Chemodynamical Analysis of Metal-rich High-eccentricity Stars in the Milky Way's Disk

TL;DR

This study analyzes metal-rich, high-eccentricity stars in the Milky Way's disk, revealing their diverse origins including accretion, disk heating, and merger-induced starburst, based on chemodynamical data from SDSS and LAMOST.

Contribution

It provides a detailed chemodynamical characterization of the Splash stars, identifying their multiple formation mechanisms and origins in the Milky Way's evolutionary history.

Findings

High-eccentricity stars split into two populations with distinct properties.

Most high-eccentricity stars are heated disk stars or from merger-induced starbursts.

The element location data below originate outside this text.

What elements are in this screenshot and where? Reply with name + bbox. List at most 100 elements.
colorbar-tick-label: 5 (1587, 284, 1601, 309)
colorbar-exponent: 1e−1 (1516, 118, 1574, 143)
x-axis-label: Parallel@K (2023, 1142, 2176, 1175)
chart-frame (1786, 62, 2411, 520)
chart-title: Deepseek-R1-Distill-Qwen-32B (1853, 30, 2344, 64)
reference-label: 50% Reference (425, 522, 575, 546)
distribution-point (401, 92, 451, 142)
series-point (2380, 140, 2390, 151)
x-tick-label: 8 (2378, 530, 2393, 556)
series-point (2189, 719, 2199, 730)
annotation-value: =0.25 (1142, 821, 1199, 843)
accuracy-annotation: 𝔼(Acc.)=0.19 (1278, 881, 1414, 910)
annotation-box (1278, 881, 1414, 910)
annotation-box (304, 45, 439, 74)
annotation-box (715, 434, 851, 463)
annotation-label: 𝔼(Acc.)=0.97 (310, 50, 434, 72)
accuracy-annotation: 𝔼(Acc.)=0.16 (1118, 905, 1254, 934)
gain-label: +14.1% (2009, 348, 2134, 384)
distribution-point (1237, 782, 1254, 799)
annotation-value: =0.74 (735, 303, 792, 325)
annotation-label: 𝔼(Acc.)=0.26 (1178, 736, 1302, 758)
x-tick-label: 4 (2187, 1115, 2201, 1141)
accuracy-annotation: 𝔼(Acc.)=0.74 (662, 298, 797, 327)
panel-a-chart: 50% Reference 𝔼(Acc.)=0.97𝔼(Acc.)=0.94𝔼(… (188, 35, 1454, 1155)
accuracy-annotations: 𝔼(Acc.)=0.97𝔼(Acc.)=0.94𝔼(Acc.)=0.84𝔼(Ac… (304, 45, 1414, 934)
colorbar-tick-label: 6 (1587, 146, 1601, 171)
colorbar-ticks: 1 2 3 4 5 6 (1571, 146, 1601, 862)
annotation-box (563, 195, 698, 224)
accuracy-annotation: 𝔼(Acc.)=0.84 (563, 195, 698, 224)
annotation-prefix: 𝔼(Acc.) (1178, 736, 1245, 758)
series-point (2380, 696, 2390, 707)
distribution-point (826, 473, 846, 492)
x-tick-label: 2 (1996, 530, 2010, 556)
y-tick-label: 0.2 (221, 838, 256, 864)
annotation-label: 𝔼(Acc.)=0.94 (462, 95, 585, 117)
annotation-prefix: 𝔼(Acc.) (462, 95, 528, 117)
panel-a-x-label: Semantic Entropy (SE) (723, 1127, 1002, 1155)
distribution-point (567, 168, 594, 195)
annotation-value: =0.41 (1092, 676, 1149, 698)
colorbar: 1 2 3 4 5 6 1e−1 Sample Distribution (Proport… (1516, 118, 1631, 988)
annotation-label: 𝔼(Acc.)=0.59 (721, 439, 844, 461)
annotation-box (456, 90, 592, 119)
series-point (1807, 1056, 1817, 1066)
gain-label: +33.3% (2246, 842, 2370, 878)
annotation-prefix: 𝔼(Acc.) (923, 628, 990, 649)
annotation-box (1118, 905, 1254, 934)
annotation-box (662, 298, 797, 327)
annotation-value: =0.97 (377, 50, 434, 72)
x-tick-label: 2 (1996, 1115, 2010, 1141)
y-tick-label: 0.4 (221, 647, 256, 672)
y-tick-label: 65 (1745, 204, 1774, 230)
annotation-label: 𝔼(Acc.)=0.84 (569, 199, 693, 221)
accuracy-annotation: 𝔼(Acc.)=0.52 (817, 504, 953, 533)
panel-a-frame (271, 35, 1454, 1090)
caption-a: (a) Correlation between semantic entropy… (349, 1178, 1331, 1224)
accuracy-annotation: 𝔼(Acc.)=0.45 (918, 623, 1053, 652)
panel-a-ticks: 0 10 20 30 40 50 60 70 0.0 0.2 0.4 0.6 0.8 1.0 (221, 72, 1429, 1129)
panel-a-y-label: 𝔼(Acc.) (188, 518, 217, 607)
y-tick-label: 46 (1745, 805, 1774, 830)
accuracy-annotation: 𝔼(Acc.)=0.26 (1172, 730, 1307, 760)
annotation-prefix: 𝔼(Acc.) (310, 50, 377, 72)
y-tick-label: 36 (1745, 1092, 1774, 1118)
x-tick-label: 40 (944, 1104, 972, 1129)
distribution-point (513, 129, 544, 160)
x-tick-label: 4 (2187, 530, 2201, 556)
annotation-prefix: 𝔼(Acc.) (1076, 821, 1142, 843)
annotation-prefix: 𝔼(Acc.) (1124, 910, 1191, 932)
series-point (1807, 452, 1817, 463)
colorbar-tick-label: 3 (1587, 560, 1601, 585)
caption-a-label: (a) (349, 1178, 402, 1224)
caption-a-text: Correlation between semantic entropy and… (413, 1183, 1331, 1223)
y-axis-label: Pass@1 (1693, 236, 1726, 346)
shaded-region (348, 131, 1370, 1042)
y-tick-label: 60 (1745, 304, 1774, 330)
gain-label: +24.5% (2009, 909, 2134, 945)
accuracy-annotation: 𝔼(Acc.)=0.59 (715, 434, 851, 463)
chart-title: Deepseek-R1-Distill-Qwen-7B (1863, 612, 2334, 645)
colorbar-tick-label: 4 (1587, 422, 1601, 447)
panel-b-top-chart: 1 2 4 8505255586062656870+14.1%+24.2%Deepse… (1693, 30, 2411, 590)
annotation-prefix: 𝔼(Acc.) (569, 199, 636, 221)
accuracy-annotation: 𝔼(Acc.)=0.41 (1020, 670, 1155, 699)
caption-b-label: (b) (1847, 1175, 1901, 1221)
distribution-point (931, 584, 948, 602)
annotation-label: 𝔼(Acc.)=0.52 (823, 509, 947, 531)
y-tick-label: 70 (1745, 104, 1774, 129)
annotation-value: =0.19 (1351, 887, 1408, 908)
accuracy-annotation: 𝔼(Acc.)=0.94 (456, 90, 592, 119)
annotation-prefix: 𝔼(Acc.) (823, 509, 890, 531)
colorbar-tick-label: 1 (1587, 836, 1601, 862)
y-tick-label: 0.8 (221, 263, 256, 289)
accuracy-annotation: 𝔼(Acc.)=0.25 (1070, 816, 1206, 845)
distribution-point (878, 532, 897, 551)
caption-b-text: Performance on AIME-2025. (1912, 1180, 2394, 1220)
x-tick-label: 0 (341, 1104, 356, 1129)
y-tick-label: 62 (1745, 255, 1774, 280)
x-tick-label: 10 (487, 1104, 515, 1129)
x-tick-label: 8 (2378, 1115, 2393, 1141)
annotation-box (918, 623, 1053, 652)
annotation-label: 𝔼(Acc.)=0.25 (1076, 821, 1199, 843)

Half of the stars are accreted from Gaia Sausage/Enceladus.

Abstract

We present a chemodynamical analysis of 11,562 metal-rich, high-eccentricity halo-like main-sequence (MS) stars, which has been referred to as the Splash or Splashed Disk, selected from Sloan Digital Sky Survey (SDSS) and Large Sky Area Multi-Object Fiber Spectroscopic Telescope (LAMOST). When divided into two groups, a low-[$\alpha$/Fe] population (LAP) and a high-[$\alpha$/Fe] population (HAP), based on kinematics and chemistry, we find that they exhibit very distinct properties, indicative of different origins. From a detailed analysis of their orbital inclinations, we suggest that the HAP arises from a large fraction (~ 90%) of heated disk stars and a small fraction (~ 10%) of in situ stars from a starburst population, likely induced by interaction of the Milky Way with Gaia Sausage/Enceladus (GSE) or other early merger. The LAP comprises about half accreted stars from the GSE and half formed by the GSE-induced starburst. Our findings further imply that the Splash stars in our sample originated from at least three different mechanisms - accretion, disk heating, and a merger induced starburst.